4. Beats, Rhymes, and Life: The Travels of A Tribe Called Quest
Honestly, Michael Rapaport's documentary on what I believe to be the greatest hip hop group ever could have been awful and still appeared in my top 10. I am a die hard, someone who has every single 'Tribe' album, B-side, underground mixtape, and made it a point to see them in concert when they reunited a few years ago. Fortunately, Rapaport is a fanatic as well, and chronicles the rise, fall, and return of the group with enthusiasm. While their story of meteoric heights met by unexplainable internal bickering may seem familiar to fans of similar rock music documentaries, we never get this level of detail for the rap world, and it's interesting because you can sense Rapaport's feelings from behind the camera. The exuberance with which he spotlights their heyday of the early 1990s, to his despair as he sits back and watches his idols beef over what appears to be nothing. The fact that this film wasn't put up as a Best Documentary Academy Award contender is simply criminal.
3. Attack The Block
What do you get when you take the awe and wonder of old school Steven Spielberg fantasy films and mash it up with Walter Hill's The Warriors? You get Attack the Block, a film so wildly inventive it puts other alien invasion flicks to shame. Sorry, Battle: Los Angeles. Directed by Joe Cornish and featuring a mostly fresh faced cast, the genre smashing story centers on a group of South London hooligans who inadvertently start a war when they recklessly kill an alien visitor. Cornish, who also wrote the script, mixes in a healthy(or unhealthy) amount of horror, science fiction, and awesome comic book style action. Yet it never feels excessive, and the focus is always on telling a good story rather than just looking cool. He has some help from Shaun of the Dead vet, Nick Frost, and a star making lead performance from newcomer, John Boyega.
2. Drive
2011 may have been Ryan Gosling's big coming out party as a Hollywood A-lister, but his best role was in his least mainstream film. In 'Drive', he pairs up with Danish filmmaker Nicolas Winding Refn in a story that uniquely suits both their tastes, Gosling's penchant for challenging arthouse flicks, and Refn's knack for muscular, yet brainy actioners. Stylish but substantial, Drive is a throwback to old school crime yarns featuring quiet, stoic, charismatic anti-heroes who speak with their fists. Perfectly adapting James Sallis' novel, Refn's film is a study in minimalism, where an overabundance of dialogue gives way to expression and emotion.
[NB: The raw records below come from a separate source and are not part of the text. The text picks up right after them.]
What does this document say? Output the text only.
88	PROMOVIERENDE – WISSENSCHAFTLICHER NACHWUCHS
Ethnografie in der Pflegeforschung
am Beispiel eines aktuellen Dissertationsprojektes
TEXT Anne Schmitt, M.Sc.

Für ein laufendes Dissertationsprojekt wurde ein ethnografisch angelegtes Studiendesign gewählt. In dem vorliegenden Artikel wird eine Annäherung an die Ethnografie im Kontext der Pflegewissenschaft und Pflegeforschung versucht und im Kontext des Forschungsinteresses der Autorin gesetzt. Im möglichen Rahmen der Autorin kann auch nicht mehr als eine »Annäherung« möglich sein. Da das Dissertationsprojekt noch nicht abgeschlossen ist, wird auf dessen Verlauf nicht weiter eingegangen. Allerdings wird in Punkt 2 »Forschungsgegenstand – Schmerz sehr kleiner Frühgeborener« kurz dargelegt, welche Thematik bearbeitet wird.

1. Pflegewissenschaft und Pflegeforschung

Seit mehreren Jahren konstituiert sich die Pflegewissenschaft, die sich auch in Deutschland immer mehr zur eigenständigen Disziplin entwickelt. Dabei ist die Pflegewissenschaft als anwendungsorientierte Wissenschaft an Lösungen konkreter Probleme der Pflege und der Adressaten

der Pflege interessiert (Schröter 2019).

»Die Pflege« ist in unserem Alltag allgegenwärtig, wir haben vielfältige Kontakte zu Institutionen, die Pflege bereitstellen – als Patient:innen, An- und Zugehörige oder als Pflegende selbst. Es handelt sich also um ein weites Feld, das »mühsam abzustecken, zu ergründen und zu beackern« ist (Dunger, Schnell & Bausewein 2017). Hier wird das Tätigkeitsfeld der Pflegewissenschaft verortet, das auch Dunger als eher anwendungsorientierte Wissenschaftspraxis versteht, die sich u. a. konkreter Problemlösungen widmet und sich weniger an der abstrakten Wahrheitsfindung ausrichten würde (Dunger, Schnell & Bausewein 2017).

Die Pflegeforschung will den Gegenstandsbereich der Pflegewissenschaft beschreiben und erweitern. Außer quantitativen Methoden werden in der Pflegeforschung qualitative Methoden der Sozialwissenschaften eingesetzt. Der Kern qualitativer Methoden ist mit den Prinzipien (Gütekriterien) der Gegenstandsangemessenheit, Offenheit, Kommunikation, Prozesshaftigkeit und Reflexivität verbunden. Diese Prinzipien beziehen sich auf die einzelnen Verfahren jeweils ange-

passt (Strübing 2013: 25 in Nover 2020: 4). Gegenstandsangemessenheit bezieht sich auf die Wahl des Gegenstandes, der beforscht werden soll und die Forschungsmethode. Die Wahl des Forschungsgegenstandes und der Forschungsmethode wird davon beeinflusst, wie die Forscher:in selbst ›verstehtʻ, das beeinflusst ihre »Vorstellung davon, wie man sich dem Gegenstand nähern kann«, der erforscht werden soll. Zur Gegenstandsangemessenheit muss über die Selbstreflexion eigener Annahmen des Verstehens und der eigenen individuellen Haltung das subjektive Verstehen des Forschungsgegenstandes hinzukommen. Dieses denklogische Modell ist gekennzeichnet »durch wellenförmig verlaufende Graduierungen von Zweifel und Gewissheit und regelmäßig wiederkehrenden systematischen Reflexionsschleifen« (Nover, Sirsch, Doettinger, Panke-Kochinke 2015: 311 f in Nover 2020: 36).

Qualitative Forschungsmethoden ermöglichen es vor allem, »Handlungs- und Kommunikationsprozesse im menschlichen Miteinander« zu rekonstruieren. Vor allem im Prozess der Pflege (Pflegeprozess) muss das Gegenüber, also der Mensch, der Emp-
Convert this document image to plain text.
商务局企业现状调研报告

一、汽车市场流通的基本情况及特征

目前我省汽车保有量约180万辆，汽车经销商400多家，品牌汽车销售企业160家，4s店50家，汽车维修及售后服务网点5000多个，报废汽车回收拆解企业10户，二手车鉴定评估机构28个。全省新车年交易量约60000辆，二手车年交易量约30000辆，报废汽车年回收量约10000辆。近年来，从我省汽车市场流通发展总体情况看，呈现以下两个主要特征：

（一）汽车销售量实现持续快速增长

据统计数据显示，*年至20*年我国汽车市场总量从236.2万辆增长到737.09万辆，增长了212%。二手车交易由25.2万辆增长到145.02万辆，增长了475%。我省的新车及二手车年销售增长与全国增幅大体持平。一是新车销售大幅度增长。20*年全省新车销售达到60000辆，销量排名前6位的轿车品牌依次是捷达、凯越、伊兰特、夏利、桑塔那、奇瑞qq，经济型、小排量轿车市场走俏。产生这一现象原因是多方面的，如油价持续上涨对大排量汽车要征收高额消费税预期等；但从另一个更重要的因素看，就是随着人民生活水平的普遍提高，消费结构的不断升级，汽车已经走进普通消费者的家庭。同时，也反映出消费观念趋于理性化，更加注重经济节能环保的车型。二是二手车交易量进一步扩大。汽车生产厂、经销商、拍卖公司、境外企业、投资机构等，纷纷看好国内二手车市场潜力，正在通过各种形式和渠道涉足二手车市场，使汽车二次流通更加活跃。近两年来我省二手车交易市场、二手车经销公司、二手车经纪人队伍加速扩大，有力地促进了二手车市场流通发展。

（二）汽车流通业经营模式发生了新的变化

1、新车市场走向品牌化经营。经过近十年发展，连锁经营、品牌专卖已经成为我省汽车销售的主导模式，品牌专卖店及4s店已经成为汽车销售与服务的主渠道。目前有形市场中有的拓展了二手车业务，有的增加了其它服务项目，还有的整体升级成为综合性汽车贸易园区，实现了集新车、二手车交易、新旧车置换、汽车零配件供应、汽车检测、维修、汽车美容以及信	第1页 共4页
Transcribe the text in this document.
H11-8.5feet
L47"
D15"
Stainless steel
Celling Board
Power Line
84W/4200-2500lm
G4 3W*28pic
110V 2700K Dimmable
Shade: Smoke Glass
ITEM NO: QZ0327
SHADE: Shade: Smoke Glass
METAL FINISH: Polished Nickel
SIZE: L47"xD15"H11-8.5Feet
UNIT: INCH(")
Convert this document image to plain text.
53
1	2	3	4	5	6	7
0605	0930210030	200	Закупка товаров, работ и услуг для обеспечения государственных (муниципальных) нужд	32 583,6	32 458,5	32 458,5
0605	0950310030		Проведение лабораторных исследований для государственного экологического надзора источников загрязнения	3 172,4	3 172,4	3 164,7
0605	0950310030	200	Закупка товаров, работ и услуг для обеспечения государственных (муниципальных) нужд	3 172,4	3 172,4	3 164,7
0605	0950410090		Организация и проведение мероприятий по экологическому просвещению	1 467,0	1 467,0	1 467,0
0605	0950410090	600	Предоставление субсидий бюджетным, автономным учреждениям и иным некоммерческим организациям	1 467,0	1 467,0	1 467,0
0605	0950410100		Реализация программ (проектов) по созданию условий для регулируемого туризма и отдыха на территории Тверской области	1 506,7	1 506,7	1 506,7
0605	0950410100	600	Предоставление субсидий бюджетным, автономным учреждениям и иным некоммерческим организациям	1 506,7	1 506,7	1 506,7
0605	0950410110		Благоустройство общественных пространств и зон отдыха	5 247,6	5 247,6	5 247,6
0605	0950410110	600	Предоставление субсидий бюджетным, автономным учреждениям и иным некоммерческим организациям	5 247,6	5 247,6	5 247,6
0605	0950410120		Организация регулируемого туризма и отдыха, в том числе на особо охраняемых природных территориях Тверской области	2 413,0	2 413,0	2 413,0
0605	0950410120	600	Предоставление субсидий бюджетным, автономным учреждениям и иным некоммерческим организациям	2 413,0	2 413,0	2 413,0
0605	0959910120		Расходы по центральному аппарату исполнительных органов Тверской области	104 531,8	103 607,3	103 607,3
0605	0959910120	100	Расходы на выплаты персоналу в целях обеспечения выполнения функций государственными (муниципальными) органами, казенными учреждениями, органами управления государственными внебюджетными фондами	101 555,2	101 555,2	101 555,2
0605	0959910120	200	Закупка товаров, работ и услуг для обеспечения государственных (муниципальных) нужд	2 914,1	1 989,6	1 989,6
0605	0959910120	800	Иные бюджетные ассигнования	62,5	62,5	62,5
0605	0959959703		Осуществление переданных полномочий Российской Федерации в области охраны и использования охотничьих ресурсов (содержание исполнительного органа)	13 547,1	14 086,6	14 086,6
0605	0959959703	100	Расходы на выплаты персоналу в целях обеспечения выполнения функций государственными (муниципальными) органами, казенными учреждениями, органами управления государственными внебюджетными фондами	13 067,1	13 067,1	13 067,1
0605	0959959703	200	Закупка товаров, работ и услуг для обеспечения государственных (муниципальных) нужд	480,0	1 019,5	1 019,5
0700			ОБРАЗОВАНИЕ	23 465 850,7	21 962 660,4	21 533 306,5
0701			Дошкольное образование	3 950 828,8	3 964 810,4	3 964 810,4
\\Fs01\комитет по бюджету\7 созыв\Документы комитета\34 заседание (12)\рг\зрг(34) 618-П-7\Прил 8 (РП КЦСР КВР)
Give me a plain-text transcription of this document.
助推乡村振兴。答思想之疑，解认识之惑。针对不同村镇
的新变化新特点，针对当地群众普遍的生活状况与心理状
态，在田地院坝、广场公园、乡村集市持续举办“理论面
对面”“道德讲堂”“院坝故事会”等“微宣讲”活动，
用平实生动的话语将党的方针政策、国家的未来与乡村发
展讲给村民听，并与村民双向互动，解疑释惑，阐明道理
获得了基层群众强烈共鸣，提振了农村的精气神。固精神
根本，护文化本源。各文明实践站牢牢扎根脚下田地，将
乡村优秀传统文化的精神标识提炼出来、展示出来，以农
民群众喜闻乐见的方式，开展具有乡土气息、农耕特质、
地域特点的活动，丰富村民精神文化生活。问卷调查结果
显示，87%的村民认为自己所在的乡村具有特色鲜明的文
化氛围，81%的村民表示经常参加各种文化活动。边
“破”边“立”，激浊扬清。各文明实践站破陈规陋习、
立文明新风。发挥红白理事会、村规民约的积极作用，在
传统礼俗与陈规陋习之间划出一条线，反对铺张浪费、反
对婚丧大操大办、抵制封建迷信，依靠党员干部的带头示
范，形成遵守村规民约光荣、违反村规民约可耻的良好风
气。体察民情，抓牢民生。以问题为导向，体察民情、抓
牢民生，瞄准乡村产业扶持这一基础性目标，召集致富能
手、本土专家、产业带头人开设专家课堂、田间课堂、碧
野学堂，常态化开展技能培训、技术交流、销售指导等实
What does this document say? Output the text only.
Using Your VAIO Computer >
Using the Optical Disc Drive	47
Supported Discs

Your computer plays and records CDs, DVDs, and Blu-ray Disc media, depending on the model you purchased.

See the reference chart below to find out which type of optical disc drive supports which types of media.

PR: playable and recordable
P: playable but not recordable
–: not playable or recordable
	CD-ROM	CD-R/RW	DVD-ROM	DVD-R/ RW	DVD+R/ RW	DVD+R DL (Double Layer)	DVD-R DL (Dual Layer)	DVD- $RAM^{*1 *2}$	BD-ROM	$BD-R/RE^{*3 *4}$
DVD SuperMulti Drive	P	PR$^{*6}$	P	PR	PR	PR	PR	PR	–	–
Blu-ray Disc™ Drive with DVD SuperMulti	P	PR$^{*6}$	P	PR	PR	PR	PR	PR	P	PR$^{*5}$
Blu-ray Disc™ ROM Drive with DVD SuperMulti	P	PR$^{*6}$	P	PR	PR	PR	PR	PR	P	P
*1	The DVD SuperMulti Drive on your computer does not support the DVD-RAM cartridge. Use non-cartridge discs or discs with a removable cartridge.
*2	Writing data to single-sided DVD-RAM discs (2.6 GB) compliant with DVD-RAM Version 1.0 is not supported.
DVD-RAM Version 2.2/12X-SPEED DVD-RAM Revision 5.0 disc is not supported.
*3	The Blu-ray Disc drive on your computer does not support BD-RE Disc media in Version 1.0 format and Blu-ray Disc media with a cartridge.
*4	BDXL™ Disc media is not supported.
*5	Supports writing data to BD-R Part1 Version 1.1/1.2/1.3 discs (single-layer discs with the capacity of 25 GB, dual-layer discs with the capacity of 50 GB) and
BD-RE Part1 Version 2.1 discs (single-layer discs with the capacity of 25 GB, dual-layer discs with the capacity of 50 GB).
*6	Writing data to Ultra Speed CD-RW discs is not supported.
It's perfect for his terrific ensemble cast, featuring Carey Mulligan, Bryan Cranston, and Albert Brooks at his villainous best. It's a crying shame that so many people ignored Drive, simply because of fears it would be too "artsy" for them. Hollywood could use more intelligent action movies like this.
1. The Descendants
Remember how Alexander Payne forced Jack Nicholson to finally face up to his age in About Schmidt? He does the same to George Clooney in The Descendants, with the celebrity icon(and famous ladies' man) looking more middle-aged than he ever has before. In a tour de force performance, Clooney plays Matt King, a wealthy land owner in a calm Hawaiian paradise, but living the sort of life reserved for soap opera characters. He's just discovered that his wife, who happens to be in a coma she'll never awake from, had been having an affair. Faced with the reality of her loss, he must put aside the contentious jumble of emotions inside him and become the father to his two rebellious daughters they have been missing for so long. Payne has always been a filmmaker that understands that life is never all just one thing. The Descendants is tough, insightful,outrageously funny, and healing. No other film this year can quite say that.